Malaga botanical Gardens
Located on the outskirts of Malaga this 49 hectare estate houses, La Concepcíon, a romantic- style garden home to more than 2,000 species of plants. The history of La Concepcíon dates back to 1855 when the gardens creators, Jorge Loring and Amalia Heredia, decided to create a garden after visiting some of Europe’s finest gardens whilst on their honeymoon. Their comfortable economic situation coupled with their international contacts enabled them to build one of the finest collections of flora in southern Europe.
After being purchased by the Echevarria-Echevarrieta family in 1911 the gardens were extended to their current size with the addition of several new areas.

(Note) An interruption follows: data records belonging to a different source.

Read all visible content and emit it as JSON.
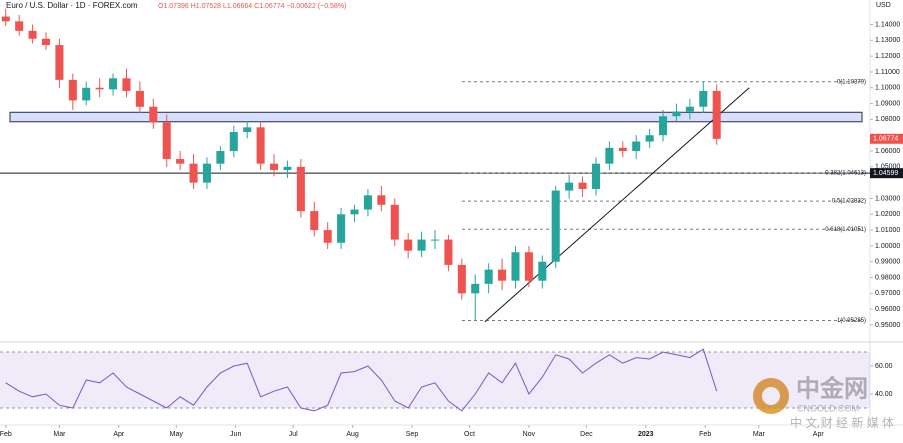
{
  "chart_data": {
    "type": "candlestick",
    "title": "Euro / U.S. Dollar · 1D · FOREX.com",
    "ohlc_text": "O1.07396 H1.07528 L1.06664 C1.06774 −0.00622 (−0.58%)",
    "currency": "USD",
    "up_color": "#26a69a",
    "down_color": "#ef5350",
    "x": [
      0,
      7,
      14,
      21,
      28,
      35,
      42,
      49,
      56,
      63,
      70,
      77,
      84,
      91,
      98,
      105,
      112,
      119,
      126,
      133,
      140,
      147,
      154,
      161,
      168,
      175,
      182,
      189,
      196,
      203,
      210,
      217,
      224,
      231,
      238,
      245,
      252,
      259,
      266,
      273,
      280,
      287,
      294,
      301,
      308,
      315,
      322,
      329,
      336,
      343,
      350,
      357,
      364,
      371
    ],
    "open": [
      1.145,
      1.142,
      1.136,
      1.131,
      1.127,
      1.105,
      1.092,
      1.1,
      1.099,
      1.106,
      1.098,
      1.088,
      1.078,
      1.055,
      1.052,
      1.04,
      1.052,
      1.06,
      1.072,
      1.075,
      1.052,
      1.048,
      1.05,
      1.022,
      1.01,
      1.002,
      1.02,
      1.023,
      1.032,
      1.026,
      1.004,
      0.997,
      1.004,
      1.004,
      0.988,
      0.97,
      0.976,
      0.985,
      0.978,
      0.996,
      0.978,
      0.99,
      1.035,
      1.04,
      1.036,
      1.052,
      1.062,
      1.06,
      1.066,
      1.07,
      1.082,
      1.085,
      1.088,
      1.098
    ],
    "high": [
      1.15,
      1.146,
      1.14,
      1.135,
      1.131,
      1.109,
      1.104,
      1.106,
      1.109,
      1.112,
      1.104,
      1.093,
      1.083,
      1.06,
      1.058,
      1.056,
      1.063,
      1.076,
      1.079,
      1.078,
      1.058,
      1.054,
      1.055,
      1.028,
      1.015,
      1.024,
      1.026,
      1.036,
      1.038,
      1.03,
      1.008,
      1.009,
      1.01,
      1.007,
      0.992,
      0.982,
      0.989,
      0.992,
      1.0,
      1.0,
      0.994,
      1.038,
      1.045,
      1.044,
      1.056,
      1.066,
      1.066,
      1.07,
      1.074,
      1.086,
      1.09,
      1.093,
      1.1038,
      1.102
    ],
    "low": [
      1.139,
      1.133,
      1.128,
      1.124,
      1.1,
      1.086,
      1.089,
      1.094,
      1.095,
      1.094,
      1.084,
      1.074,
      1.05,
      1.048,
      1.036,
      1.036,
      1.048,
      1.056,
      1.068,
      1.048,
      1.044,
      1.043,
      1.018,
      1.006,
      0.998,
      0.998,
      1.015,
      1.019,
      1.022,
      1.0,
      0.992,
      0.993,
      0.998,
      0.984,
      0.966,
      0.9528,
      0.97,
      0.972,
      0.973,
      0.974,
      0.973,
      0.986,
      1.03,
      1.031,
      1.032,
      1.048,
      1.056,
      1.055,
      1.062,
      1.066,
      1.078,
      1.08,
      1.084,
      1.064
    ],
    "close": [
      1.142,
      1.136,
      1.131,
      1.127,
      1.105,
      1.092,
      1.1,
      1.099,
      1.106,
      1.098,
      1.088,
      1.078,
      1.055,
      1.052,
      1.04,
      1.052,
      1.06,
      1.072,
      1.075,
      1.052,
      1.048,
      1.05,
      1.022,
      1.01,
      1.002,
      1.02,
      1.023,
      1.032,
      1.026,
      1.004,
      0.997,
      1.004,
      1.004,
      0.988,
      0.97,
      0.976,
      0.985,
      0.978,
      0.996,
      0.978,
      0.99,
      1.035,
      1.04,
      1.036,
      1.052,
      1.062,
      1.06,
      1.066,
      1.07,
      1.082,
      1.085,
      1.088,
      1.098,
      1.0677
    ],
    "xlim": [
      -3,
      451
    ],
    "xticks": [
      {
        "value": 0,
        "label": "Feb"
      },
      {
        "value": 28,
        "label": "Mar"
      },
      {
        "value": 59,
        "label": "Apr"
      },
      {
        "value": 89,
        "label": "May"
      },
      {
        "value": 120,
        "label": "Jun"
      },
      {
        "value": 150,
        "label": "Jul"
      },
      {
        "value": 181,
        "label": "Aug"
      },
      {
        "value": 212,
        "label": "Sep"
      },
      {
        "value": 242,
        "label": "Oct"
      },
      {
        "value": 273,
        "label": "Nov"
      },
      {
        "value": 303,
        "label": "Dec"
      },
      {
        "value": 334,
        "label": "2023"
      },
      {
        "value": 365,
        "label": "Feb"
      },
      {
        "value": 393,
        "label": "Mar"
      },
      {
        "value": 424,
        "label": "Apr"
      }
    ],
    "ylim": [
      0.9405,
      1.1555
    ],
    "yticks": [
      {
        "value": 0.95,
        "label": "0.95000"
      },
      {
        "value": 0.96,
        "label": "0.96000"
      },
      {
        "value": 0.97,
        "label": "0.97000"
      },
      {
        "value": 0.98,
        "label": "0.98000"
      },
      {
        "value": 0.99,
        "label": "0.99000"
      },
      {
        "value": 1.0,
        "label": "1.00000"
      },
      {
        "value": 1.01,
        "label": "1.01000"
      },
      {
        "value": 1.02,
        "label": "1.02000"
      },
      {
        "value": 1.03,
        "label": "1.03000"
      },
      {
        "value": 1.05,
        "label": "1.05000"
      },
      {
        "value": 1.06,
        "label": "1.06000"
      },
      {
        "value": 1.08,
        "label": "1.08000"
      },
      {
        "value": 1.09,
        "label": "1.09000"
      },
      {
        "value": 1.1,
        "label": "1.10000"
      },
      {
        "value": 1.11,
        "label": "1.11000"
      },
      {
        "value": 1.12,
        "label": "1.12000"
      },
      {
        "value": 1.13,
        "label": "1.13000"
      },
      {
        "value": 1.14,
        "label": "1.14000"
      }
    ],
    "last_price": {
      "value": 1.06774,
      "label": "1.06774"
    },
    "support": {
      "value": 1.04599,
      "label": "1.04599"
    },
    "zone": [
      1.0785,
      1.0845
    ],
    "trendline": {
      "x": [
        250,
        388
      ],
      "y": [
        0.952,
        1.1
      ]
    },
    "fib_levels": [
      {
        "value": 1.10379,
        "label": "0(1.10379)"
      },
      {
        "value": 1.04613,
        "label": "0.382(1.04613)"
      },
      {
        "value": 1.02832,
        "label": "0.5(1.02832)"
      },
      {
        "value": 1.01051,
        "label": "0.618(1.01051)"
      },
      {
        "value": 0.95285,
        "label": "1(0.95285)"
      }
    ],
    "rsi": {
      "color": "#7e57c2",
      "values": [
        48,
        42,
        38,
        40,
        32,
        30,
        50,
        48,
        55,
        45,
        40,
        35,
        30,
        38,
        32,
        45,
        55,
        60,
        62,
        38,
        42,
        45,
        30,
        28,
        32,
        55,
        56,
        60,
        50,
        35,
        30,
        45,
        48,
        35,
        28,
        40,
        55,
        48,
        62,
        40,
        52,
        68,
        65,
        55,
        62,
        68,
        62,
        66,
        65,
        70,
        68,
        66,
        72,
        42
      ],
      "ylim": [
        25,
        75
      ],
      "band": [
        30,
        70
      ],
      "yticks": [
        {
          "value": 60,
          "label": "60.00"
        },
        {
          "value": 40,
          "label": "40.00"
        }
      ]
    },
    "watermark": {
      "brand": "中金网",
      "site": "CNGOLD.COM",
      "slogan": "中 文 财 经 新 媒 体"
    }
  }
}
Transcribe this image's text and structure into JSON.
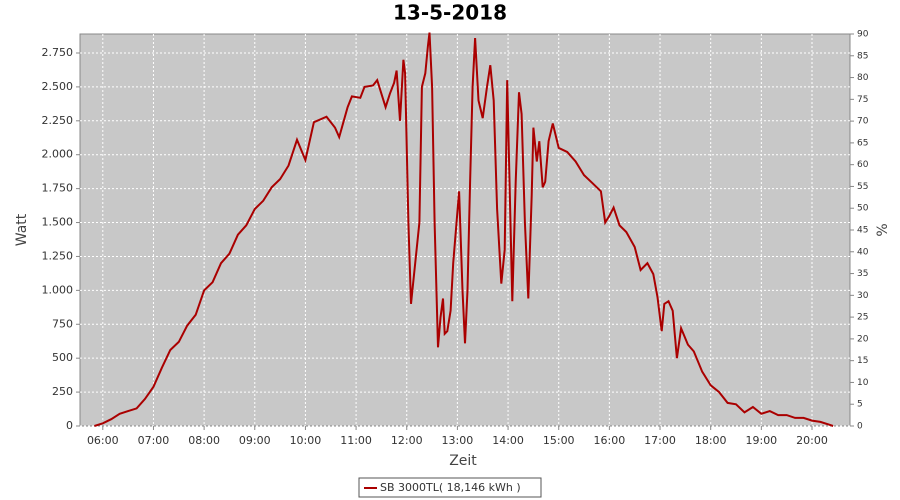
{
  "chart_data": {
    "type": "line",
    "title": "13-5-2018",
    "x_label": "Zeit",
    "y_label": "Watt",
    "y2_label": "%",
    "x": [
      "05:50",
      "06:00",
      "06:10",
      "06:20",
      "06:30",
      "06:40",
      "06:50",
      "07:00",
      "07:10",
      "07:20",
      "07:30",
      "07:40",
      "07:50",
      "08:00",
      "08:10",
      "08:20",
      "08:30",
      "08:40",
      "08:50",
      "09:00",
      "09:10",
      "09:20",
      "09:30",
      "09:40",
      "09:50",
      "10:00",
      "10:10",
      "10:25",
      "10:35",
      "10:40",
      "10:50",
      "10:55",
      "11:05",
      "11:10",
      "11:20",
      "11:25",
      "11:30",
      "11:35",
      "11:40",
      "11:45",
      "11:48",
      "11:52",
      "11:56",
      "11:58",
      "12:02",
      "12:05",
      "12:10",
      "12:15",
      "12:18",
      "12:22",
      "12:25",
      "12:27",
      "12:30",
      "12:33",
      "12:37",
      "12:40",
      "12:43",
      "12:45",
      "12:48",
      "12:52",
      "12:55",
      "13:02",
      "13:06",
      "13:09",
      "13:12",
      "13:15",
      "13:18",
      "13:21",
      "13:25",
      "13:30",
      "13:35",
      "13:39",
      "13:43",
      "13:47",
      "13:52",
      "13:56",
      "13:59",
      "14:01",
      "14:05",
      "14:09",
      "14:13",
      "14:16",
      "14:20",
      "14:24",
      "14:28",
      "14:30",
      "14:34",
      "14:37",
      "14:41",
      "14:44",
      "14:48",
      "14:53",
      "15:00",
      "15:10",
      "15:20",
      "15:30",
      "15:40",
      "15:50",
      "15:55",
      "16:00",
      "16:05",
      "16:12",
      "16:20",
      "16:30",
      "16:37",
      "16:45",
      "16:52",
      "16:57",
      "17:02",
      "17:05",
      "17:10",
      "17:15",
      "17:20",
      "17:25",
      "17:33",
      "17:40",
      "17:50",
      "18:00",
      "18:10",
      "18:20",
      "18:30",
      "18:40",
      "18:50",
      "19:00",
      "19:10",
      "19:20",
      "19:30",
      "19:40",
      "19:50",
      "20:00",
      "20:10",
      "20:20",
      "20:25"
    ],
    "series": [
      {
        "name": "SB 3000TL( 18,146 kWh )",
        "color": "#aa0000",
        "values": [
          0,
          20,
          50,
          90,
          110,
          130,
          200,
          290,
          430,
          560,
          620,
          740,
          820,
          1000,
          1060,
          1200,
          1270,
          1410,
          1480,
          1600,
          1660,
          1760,
          1820,
          1920,
          2110,
          1960,
          2240,
          2280,
          2200,
          2130,
          2350,
          2430,
          2420,
          2500,
          2510,
          2550,
          2450,
          2350,
          2450,
          2530,
          2620,
          2250,
          2700,
          2600,
          1500,
          900,
          1200,
          1500,
          2500,
          2600,
          2800,
          2900,
          2500,
          1500,
          580,
          800,
          940,
          680,
          700,
          850,
          1200,
          1730,
          1000,
          610,
          1000,
          1800,
          2500,
          2860,
          2400,
          2270,
          2500,
          2660,
          2400,
          1600,
          1050,
          1300,
          2550,
          2000,
          920,
          1800,
          2460,
          2300,
          1500,
          940,
          1700,
          2200,
          1950,
          2100,
          1760,
          1800,
          2100,
          2230,
          2050,
          2020,
          1950,
          1850,
          1790,
          1730,
          1500,
          1550,
          1610,
          1480,
          1430,
          1320,
          1150,
          1200,
          1120,
          950,
          700,
          900,
          920,
          850,
          500,
          720,
          600,
          550,
          400,
          300,
          250,
          170,
          160,
          100,
          140,
          90,
          110,
          80,
          80,
          60,
          60,
          40,
          30,
          10,
          0
        ]
      }
    ],
    "xlim": [
      "05:33",
      "20:45"
    ],
    "xticks": [
      "06:00",
      "07:00",
      "08:00",
      "09:00",
      "10:00",
      "11:00",
      "12:00",
      "13:00",
      "14:00",
      "15:00",
      "16:00",
      "17:00",
      "18:00",
      "19:00",
      "20:00"
    ],
    "ylim": [
      0,
      2890
    ],
    "yticks": [
      0,
      250,
      500,
      750,
      {
        "value": 1000,
        "label": "1.000"
      },
      {
        "value": 1250,
        "label": "1.250"
      },
      {
        "value": 1500,
        "label": "1.500"
      },
      {
        "value": 1750,
        "label": "1.750"
      },
      {
        "value": 2000,
        "label": "2.000"
      },
      {
        "value": 2250,
        "label": "2.250"
      },
      {
        "value": 2500,
        "label": "2.500"
      },
      {
        "value": 2750,
        "label": "2.750"
      }
    ],
    "y2lim": [
      0,
      90
    ],
    "y2ticks": [
      0,
      5,
      10,
      15,
      20,
      25,
      30,
      35,
      40,
      45,
      50,
      55,
      60,
      65,
      70,
      75,
      80,
      85,
      90
    ],
    "grid": true
  }
}
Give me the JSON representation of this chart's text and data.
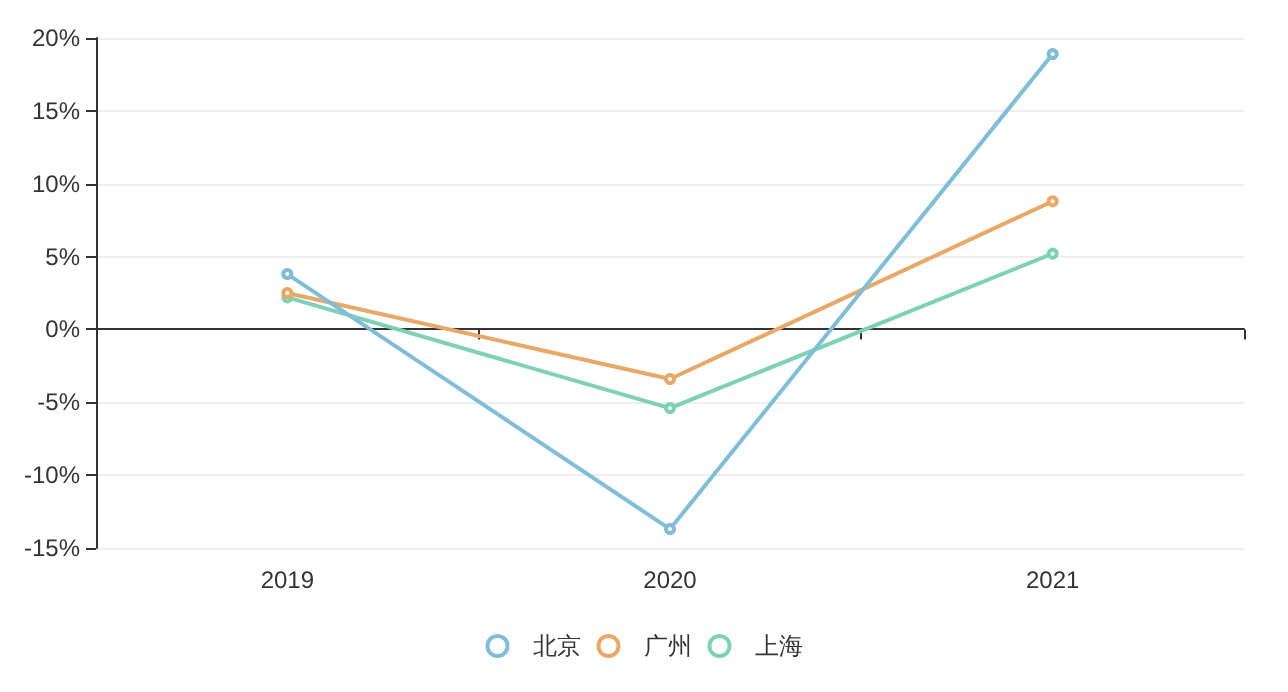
{
  "chart_data": {
    "type": "line",
    "categories": [
      "2019",
      "2020",
      "2021"
    ],
    "series": [
      {
        "name": "北京",
        "color": "#80bdd8",
        "values": [
          3.8,
          -13.7,
          18.9
        ]
      },
      {
        "name": "广州",
        "color": "#e8a868",
        "values": [
          2.5,
          -3.4,
          8.8
        ]
      },
      {
        "name": "上海",
        "color": "#7fd1b4",
        "values": [
          2.2,
          -5.4,
          5.2
        ]
      }
    ],
    "ylim": [
      -15,
      20
    ],
    "yticks": [
      {
        "value": -15,
        "label": "-15%"
      },
      {
        "value": -10,
        "label": "-10%"
      },
      {
        "value": -5,
        "label": "-5%"
      },
      {
        "value": 0,
        "label": "0%"
      },
      {
        "value": 5,
        "label": "5%"
      },
      {
        "value": 10,
        "label": "10%"
      },
      {
        "value": 15,
        "label": "15%"
      },
      {
        "value": 20,
        "label": "20%"
      }
    ],
    "grid": "y",
    "legend": "bottom",
    "marker": "circle",
    "line_style": "solid"
  }
}
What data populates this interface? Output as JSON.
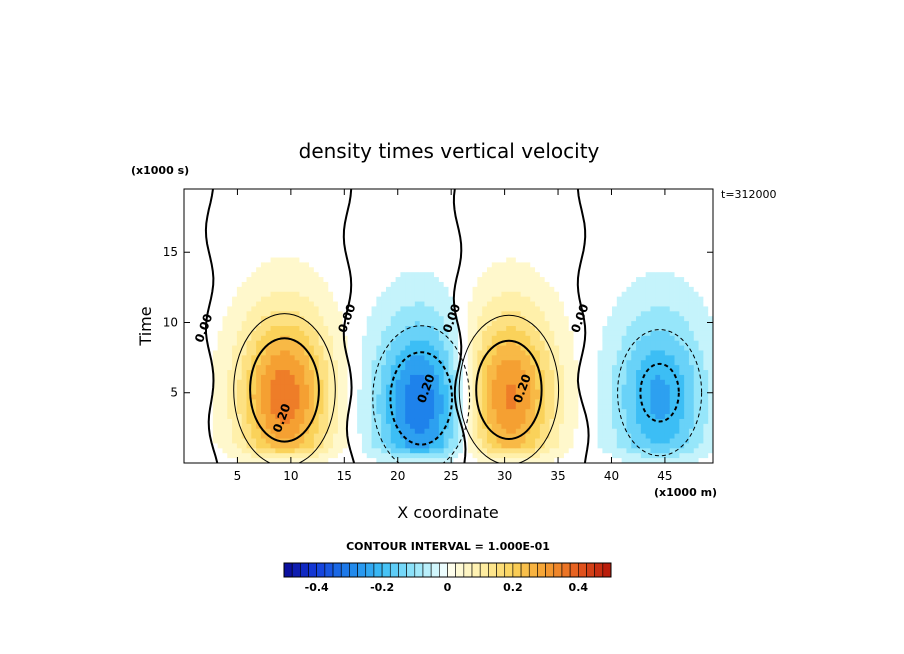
{
  "chart_data": {
    "type": "heatmap",
    "title": "density times vertical velocity",
    "xlabel": "X coordinate",
    "ylabel": "Time",
    "x_units": "(x1000 m)",
    "y_units": "(x1000 s)",
    "time_stamp": "t=312000",
    "xlim": [
      0,
      49.5
    ],
    "ylim": [
      0,
      19.5
    ],
    "x_ticks": [
      5,
      10,
      15,
      20,
      25,
      30,
      35,
      40,
      45
    ],
    "y_ticks": [
      5,
      10,
      15
    ],
    "contour_interval_text": "CONTOUR INTERVAL = 1.000E-01",
    "colorbar": {
      "min": -0.5,
      "max": 0.5,
      "ticks": [
        -0.4,
        -0.2,
        0,
        0.2,
        0.4
      ],
      "tick_labels": [
        "-0.4",
        "-0.2",
        "0",
        "0.2",
        "0.4"
      ]
    },
    "contour_labels": [
      {
        "text": "0.00",
        "x": 2.2,
        "y": 9.5
      },
      {
        "text": "0.00",
        "x": 15.6,
        "y": 10.2
      },
      {
        "text": "0.00",
        "x": 25.4,
        "y": 10.2
      },
      {
        "text": "0.00",
        "x": 37.4,
        "y": 10.2
      },
      {
        "text": "0.20",
        "x": 9.5,
        "y": 3.1
      },
      {
        "text": "0.20",
        "x": 23.0,
        "y": 5.2
      },
      {
        "text": "0.20",
        "x": 32.0,
        "y": 5.2
      }
    ],
    "features": [
      {
        "type": "max",
        "x": 9.4,
        "y": 4.8,
        "peak": 0.36
      },
      {
        "type": "min",
        "x": 22.2,
        "y": 4.2,
        "peak": -0.32
      },
      {
        "type": "max",
        "x": 30.4,
        "y": 4.8,
        "peak": 0.34
      },
      {
        "type": "min",
        "x": 44.5,
        "y": 4.6,
        "peak": -0.24
      }
    ]
  }
}
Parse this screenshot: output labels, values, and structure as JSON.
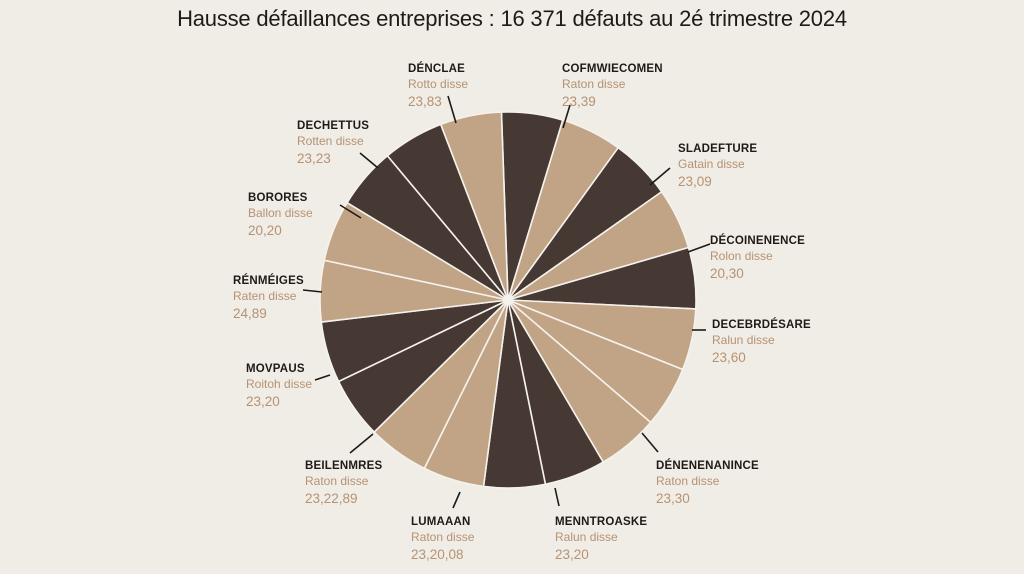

Today the Botanic Gardens provide the perfect place to escape the hustle and bustle of vibrant Malaga and ease into the quiet of the Gardens, get in touch with nature, lose yourself in the gardens and enjoy spectacular views of Malaga and surrounds. One of the best ways to explore and appreciate the gardens is to take one of the many walking itineraries in the gardens.
La Concepcion is home to a romantic-style garden that was officially recognised as a “garden of historical-artistic importance” in 1943. Worthy of particular note among the 2,000-plus species to be found on the estate are the trees that make up the enormous wood, where ficuses, araucarias, casuarinas, magnolias, pines, cypresses and cedars, some over 100 years old, create a remarkable arboretum. Species from subtropical climes predominate here. The gardens’ collection of palm trees is considered one of the finest in all of Europe, comprising almost 100 species, some of which are unique exhibits, such as a 7-bough date tree and a Chilean palm which is one of the biggest of its type in Spain, as well as a number of trees rarely found in these latitudes. La Concepcion also boasts a large collection of aquatic plants, bamboos, cycads, zamias and encephalartos, a wide variety of traditional Malaga vines, cactus, insectivorous, orchids, bromelias, fruit trees and natural areas of Mediterranean forest.
In addition to its botanical riches, La Concepcion boasts an equally-significant historical heritage. In the XIX century, La Concepcion served as a meeting point for a whole host of illustrious figures of the time. Politicians, artists, aristocrats and the noble Malaga bourgeoisie all frequented its gardens. As a result, a number of distinguished buildings were erected here: the magnificent Stately Home, the cypress house, the administrator’s house, the gardener’s hut and the schoolhouse; two iron greenhouses; a large arbour; fountains, footbridges, flights of steps, a delightful viewpoint, and, most impressive of all, the Loring Museum, a small, Doric-style building which housed the archaeological discoveries unearthed in the excavations financed by the estate’s first owners. Some of these archaeological pieces are on display around the museum, having recently been relocated as part of a project by the architect Jose Fernandez Oyarzabal.
San Telmo Aqueduct
The water supply of Malaga has been one of the most serious problems the city has had since ancient times. In 1782, at the request of Bishop Molina Lario, the architect Aldehuela Martin began working on the San Telmo Aqueduct, because the work of hydraulic engineering was considered very important in the eighteenth-century Spain.
Over 10 km of route from its outlet from the River Guadalmedina, with 33 bridges and 30 aqueducts, reaching its destination by gravity.
In 1788 he authorized the supply to La Concepción. Here one can see part of the branch that supplied water to the farm prior to the garden.
Adress:Camino del Jardin Botanico, no. 3 – 29014 Malaga.